In my case removing packge connected to the one that loads forever solve issue

    "swagger-core-api": "apigee-127/swagger-core-api" //removing this 

But the real reason of similar problems is project without full git data pushed to github(due to mess in .gitconfig). Then github clone copy files that not match one in repository (or Download ZIP).

Upvotes: 0

CptUnlucky
CptUnlucky

Reputation: 91

The question is quite old but I've fallen into this scenario these days.

I tried every suggestion I read to solve the problem related to the npm installation process (npm cache clear and verify, uninstall and reinstall the package, uninstall and install everything and so on...) that looks like the "locked-in" syndrome. Nothing was successful in my case.

Once I found that my network was fully up and running without any firewall, proxy and/or strange routing rules I started installing packages with (example for the cli) npm install -g @angular/cli --verbose and I discovered that all the connections to the URL registry.npmjs.org were done in https. This was the problem in my case.

For an unknown reason npm fails in a not very clear condition during the connection with the remote server, without any network error or warning. Simply it takes an huge amount of time to retrieve the data. Permissions? SSL certificates or some specific checking on it? Some strange route on the net?

At the moment are just a speculations. I left the computer running all night and the packages were installed correctly but this is crazy.
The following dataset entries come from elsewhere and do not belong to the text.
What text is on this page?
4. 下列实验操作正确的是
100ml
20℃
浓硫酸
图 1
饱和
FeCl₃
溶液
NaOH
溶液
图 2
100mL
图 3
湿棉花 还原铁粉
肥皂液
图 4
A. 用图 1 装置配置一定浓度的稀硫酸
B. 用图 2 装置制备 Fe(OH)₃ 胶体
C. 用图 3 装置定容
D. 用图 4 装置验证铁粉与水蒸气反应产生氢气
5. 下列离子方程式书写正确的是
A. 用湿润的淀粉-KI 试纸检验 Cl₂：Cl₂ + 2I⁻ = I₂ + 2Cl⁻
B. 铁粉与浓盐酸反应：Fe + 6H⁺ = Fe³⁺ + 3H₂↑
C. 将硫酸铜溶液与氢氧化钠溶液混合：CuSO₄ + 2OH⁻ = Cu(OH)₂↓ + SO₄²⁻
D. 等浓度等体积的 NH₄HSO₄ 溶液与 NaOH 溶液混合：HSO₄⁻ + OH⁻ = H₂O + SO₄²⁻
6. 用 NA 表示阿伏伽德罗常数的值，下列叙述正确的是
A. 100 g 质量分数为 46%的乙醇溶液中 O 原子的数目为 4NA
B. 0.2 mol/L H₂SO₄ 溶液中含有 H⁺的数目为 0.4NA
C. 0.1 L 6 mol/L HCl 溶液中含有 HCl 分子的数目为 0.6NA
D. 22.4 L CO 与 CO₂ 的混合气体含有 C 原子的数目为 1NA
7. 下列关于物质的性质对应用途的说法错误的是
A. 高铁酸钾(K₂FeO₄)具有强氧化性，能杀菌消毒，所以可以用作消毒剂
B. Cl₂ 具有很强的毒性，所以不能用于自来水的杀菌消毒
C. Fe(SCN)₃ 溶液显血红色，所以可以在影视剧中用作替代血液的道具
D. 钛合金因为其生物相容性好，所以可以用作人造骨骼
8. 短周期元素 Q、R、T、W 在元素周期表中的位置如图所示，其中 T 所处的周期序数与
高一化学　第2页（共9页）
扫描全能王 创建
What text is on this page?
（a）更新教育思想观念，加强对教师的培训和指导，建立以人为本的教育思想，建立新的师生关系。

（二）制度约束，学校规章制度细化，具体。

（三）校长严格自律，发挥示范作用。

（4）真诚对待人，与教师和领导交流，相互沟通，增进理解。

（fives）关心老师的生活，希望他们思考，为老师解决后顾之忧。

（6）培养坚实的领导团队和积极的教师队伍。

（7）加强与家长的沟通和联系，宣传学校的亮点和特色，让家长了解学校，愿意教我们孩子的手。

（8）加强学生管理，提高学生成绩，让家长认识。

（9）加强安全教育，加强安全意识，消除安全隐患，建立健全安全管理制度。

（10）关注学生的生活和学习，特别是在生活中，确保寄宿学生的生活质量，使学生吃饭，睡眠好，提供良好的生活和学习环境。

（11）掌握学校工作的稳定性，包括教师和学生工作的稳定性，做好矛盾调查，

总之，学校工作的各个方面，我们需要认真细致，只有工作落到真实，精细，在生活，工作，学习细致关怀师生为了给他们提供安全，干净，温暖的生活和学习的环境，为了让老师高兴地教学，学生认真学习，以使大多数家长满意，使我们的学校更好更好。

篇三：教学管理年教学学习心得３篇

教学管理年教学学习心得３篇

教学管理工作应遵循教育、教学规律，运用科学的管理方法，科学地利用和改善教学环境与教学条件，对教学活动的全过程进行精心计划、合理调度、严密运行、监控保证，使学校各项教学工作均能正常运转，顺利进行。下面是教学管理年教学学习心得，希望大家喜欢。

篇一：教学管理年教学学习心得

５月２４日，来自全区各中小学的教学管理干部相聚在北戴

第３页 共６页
Isn't it?

After switching the connections to http with the command npm config set registry http://registry.npmjs.org/ --global everything has worked fine in a reasonable time for the installation packages process.

Probably there is something more that I'm missing but in my case the plain http has resolved the problem.

Ubuntu 18.04.1 LTS / node v8.12.0 / npm 6.4.1 / nvm 0.33.11

Upvotes: 9

Qin Bo
Qin Bo

Reputation: 21

  1. REASON: the reason for this is: the cli do not prompt: "Enter passphrase for /home/USERS/.ssh/id_rsa:" and I used to get the prompt correctly in npm@5, but update to npm@6, it occurs.
  2. SOLVE: # eval `ssh-agent` # ssh-add //automaticlly enter passphrase, without maunally operating.

Upvotes: 2

Lekens
Lekens

Reputation: 1969

I solve this issue by opening the package-lock.json and reset all the json. Delete the current content and replace it with

{}

then reinstall the package.

Upvotes: 2

Andru
Andru

Reputation: 6184

As a first thing, run npm install --verbose to see more!

What happened in my case:

In your package.json search for packages you directly get from Github. In my case such a package did not exist anymore. Such lines look like

"NAME_OF_PACKAGE": "git+ssh://[email protected]/SOME_USER/NAME_OF_PACKAGE.git",

Remove the package, fix the name/location or change to the npm version of the package.


Further note: I got several other similar errors, all the same but the package name was different from longest@^1.0.1. I also had p-try@something or array-ify@something


For me all that didn't work: rm -rf ~/.npm, npm cache clean or rm package-lock.json all didn't work!

Upvotes: 24

Seth Holladay
Seth Holladay

Reputation: 9539

I have experienced this and fixed it with rm -rf ~/.npm or npm cache clean.

If that doesn't work, perhaps install with Homebrew instead of nvm, to eliminate some possibilities.